I Cobas presenti anche ad Amendolara contro il caporalato

Postato il 8 Giugno 2026 | in Sindacato | da

Il caporalato è una forma illegale di reclutamento e sfruttamento della manodopera, diffusa soprattutto nel settore agricolo (ma presente anche nell’edilizia e nella logistica). I “caporali” fanno da intermediari tra le aziende e i lavoratori, spesso migranti o persone in condizioni di forte vulnerabilità, imponendo turni massacranti, paghe da fame (ben al di sotto dei minimi di legge) e privando i lavoratori dei più basilari diritti e misure di sicurezza.

In Italia, sebbene la legge 199 del 2016 abbia introdotto sanzioni penali severe sia per i caporali sia per i datori di lavoro che ne sfruttano i servizi, il fenomeno resta una piaga sociale ed economica difficile da estirpare.

L’episodio di Amendolara di questi giorni purtroppo non è l’ unico episodio di repressione infatti quando si parla di caporalato e della lotta per i diritti bracciantili, un altro episodio storico e tragico è legato alla cittadina di Amendolara, in Calabria.

Negli anni ’70 e ’80, la zona dell’Alto Jonio cosentino era un fulcro della raccolta delle arance e di altri prodotti agricoli, dove il caporalato dettava legge.
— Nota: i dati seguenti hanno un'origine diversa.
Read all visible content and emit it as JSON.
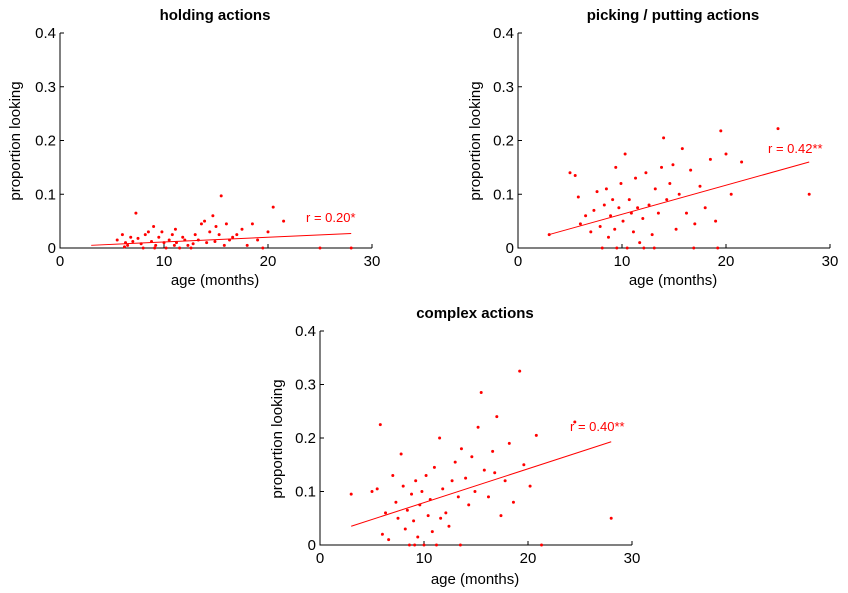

Nei primi anni ’80 (con un picco drammatico nel 1981), la tensione tra i braccianti che provavano a ribellarsi e i caporali sfociò in violenza. Ad Amendolara si registrarono duri scontri, intimidazioni e l’assassinio di lavoratori e attivisti che chiedevano semplicemente il rispetto dei contratti collettivi e la fine del monopolio dei caporali sul trasporto e sul collocamento.
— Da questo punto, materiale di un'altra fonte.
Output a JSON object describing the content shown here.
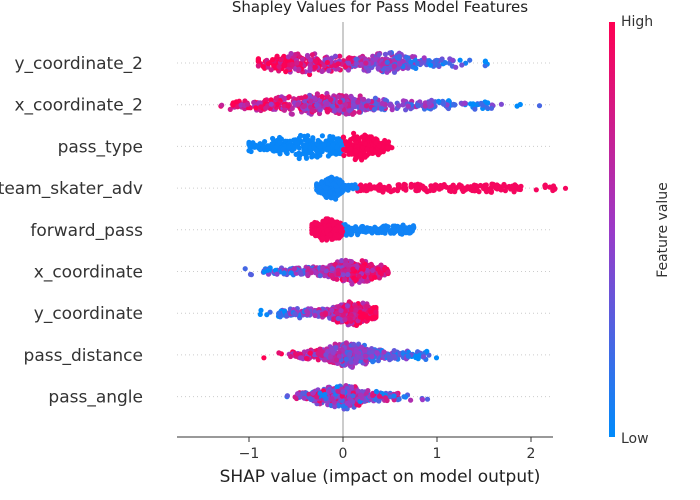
{
  "chart_data": {
    "type": "scatter",
    "subtype": "beeswarm",
    "title": "Shapley Values for Pass Model Features",
    "xlabel": "SHAP value (impact on model output)",
    "xlim": [
      -1.75,
      2.3
    ],
    "xticks": [
      {
        "value": -1,
        "label": "−1"
      },
      {
        "value": 0,
        "label": "0"
      },
      {
        "value": 1,
        "label": "1"
      },
      {
        "value": 2,
        "label": "2"
      }
    ],
    "features": [
      {
        "name": "y_coordinate_2",
        "min": -0.9,
        "max": 1.55,
        "core": [
          -0.75,
          1.2
        ],
        "density": [
          [
            -0.45,
            0.3
          ],
          [
            0.45,
            0.2
          ]
        ],
        "color_low_side": "right"
      },
      {
        "name": "x_coordinate_2",
        "min": -1.6,
        "max": 2.1,
        "core": [
          -1.2,
          1.6
        ],
        "density": [
          [
            -0.2,
            0.4
          ]
        ],
        "color_low_side": "right"
      },
      {
        "name": "pass_type",
        "min": -1.0,
        "max": 0.52,
        "core": [
          -0.98,
          0.5
        ],
        "density": [
          [
            -0.35,
            0.35
          ],
          [
            0.22,
            0.12
          ]
        ],
        "color_low_side": "left"
      },
      {
        "name": "team_skater_adv",
        "min": -0.28,
        "max": 2.4,
        "core": [
          -0.25,
          1.9
        ],
        "density": [
          [
            -0.12,
            0.07
          ]
        ],
        "color_low_side": "left"
      },
      {
        "name": "forward_pass",
        "min": -0.33,
        "max": 0.78,
        "core": [
          -0.3,
          0.75
        ],
        "density": [
          [
            -0.15,
            0.1
          ]
        ],
        "color_low_side": "right"
      },
      {
        "name": "x_coordinate",
        "min": -1.05,
        "max": 0.48,
        "core": [
          -0.85,
          0.45
        ],
        "density": [
          [
            0.1,
            0.18
          ]
        ],
        "color_low_side": "left"
      },
      {
        "name": "y_coordinate",
        "min": -0.9,
        "max": 0.35,
        "core": [
          -0.7,
          0.32
        ],
        "density": [
          [
            0.1,
            0.15
          ]
        ],
        "color_low_side": "left"
      },
      {
        "name": "pass_distance",
        "min": -0.9,
        "max": 1.05,
        "core": [
          -0.55,
          0.9
        ],
        "density": [
          [
            0.05,
            0.18
          ]
        ],
        "color_low_side": "right"
      },
      {
        "name": "pass_angle",
        "min": -0.62,
        "max": 0.9,
        "core": [
          -0.5,
          0.6
        ],
        "density": [
          [
            0.0,
            0.18
          ]
        ],
        "color_low_side": "mixed"
      }
    ],
    "colorbar": {
      "label": "Feature value",
      "high_label": "High",
      "low_label": "Low",
      "high_color": "#ff0052",
      "low_color": "#008bfb"
    }
  }
}
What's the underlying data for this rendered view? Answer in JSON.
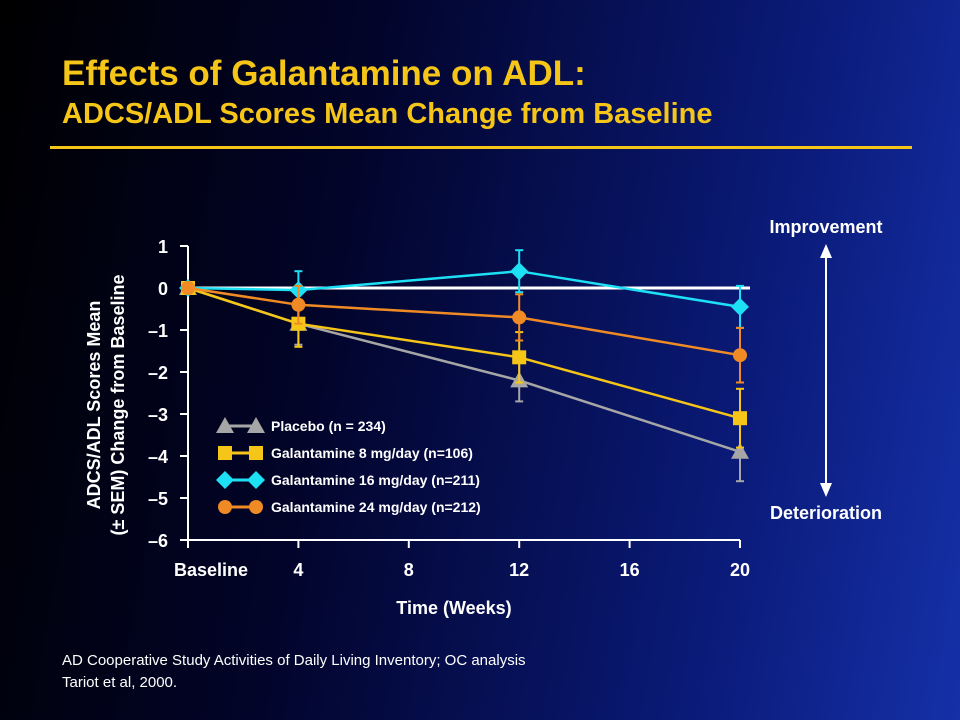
{
  "header": {
    "title": "Effects of Galantamine on ADL:",
    "subtitle": "ADCS/ADL Scores Mean Change from Baseline"
  },
  "chart_data": {
    "type": "line",
    "ylabel_lines": [
      "ADCS/ADL Scores Mean",
      "(± SEM) Change from Baseline"
    ],
    "xlabel": "Time (Weeks)",
    "x": [
      0,
      4,
      12,
      20
    ],
    "xticks": [
      0,
      4,
      8,
      12,
      16,
      20
    ],
    "xtick_labels": [
      "Baseline",
      "4",
      "8",
      "12",
      "16",
      "20"
    ],
    "xlim": [
      0,
      20
    ],
    "ylim": [
      -6,
      1
    ],
    "yticks": [
      1,
      0,
      -1,
      -2,
      -3,
      -4,
      -5,
      -6
    ],
    "ytick_labels": [
      "1",
      "0",
      "–1",
      "–2",
      "–3",
      "–4",
      "–5",
      "–6"
    ],
    "series": [
      {
        "name": "Placebo (n = 234)",
        "color": "#a6a6a6",
        "marker": "triangle",
        "values": [
          0,
          -0.85,
          -2.2,
          -3.9
        ],
        "err": [
          0,
          0.5,
          0.5,
          0.7
        ]
      },
      {
        "name": "Galantamine 8 mg/day (n=106)",
        "color": "#f5c518",
        "marker": "square",
        "values": [
          0,
          -0.85,
          -1.65,
          -3.1
        ],
        "err": [
          0,
          0.55,
          0.6,
          0.7
        ]
      },
      {
        "name": "Galantamine 16 mg/day (n=211)",
        "color": "#1ee0f5",
        "marker": "diamond",
        "values": [
          0,
          -0.05,
          0.4,
          -0.45
        ],
        "err": [
          0,
          0.45,
          0.5,
          0.5
        ]
      },
      {
        "name": "Galantamine 24 mg/day (n=212)",
        "color": "#f08a24",
        "marker": "circle",
        "values": [
          0,
          -0.4,
          -0.7,
          -1.6
        ],
        "err": [
          0,
          0.45,
          0.55,
          0.65
        ]
      }
    ],
    "annotations": {
      "top": "Improvement",
      "bottom": "Deterioration"
    }
  },
  "footer": {
    "line1": "AD Cooperative Study Activities of Daily Living Inventory; OC analysis",
    "line2": "Tariot et al, 2000."
  }
}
L’impatto: Quell’episodio accese i riflettori nazionali sulla ferocia delle organizzazioni che gestivano il caporalato in Calabria, dimostrando come il fenomeno non fosse solo un illecito economico, ma una vera e propria espressione di controllo criminale del territorio, spesso legata alla criminalità organizzata.

Di questo nessuno ne parla. Altri territori fortemente soggetti al fenomeno sono il Foggiano e il Rosarnese.

Per noi Cobas, il contrasto al caporalato non è solo una battaglia contrattuale, ma una mobilitazione politica più ampia contro la precarietà e per la restituzione della dignità e della sicurezza a tutti i lavoratori invisibili.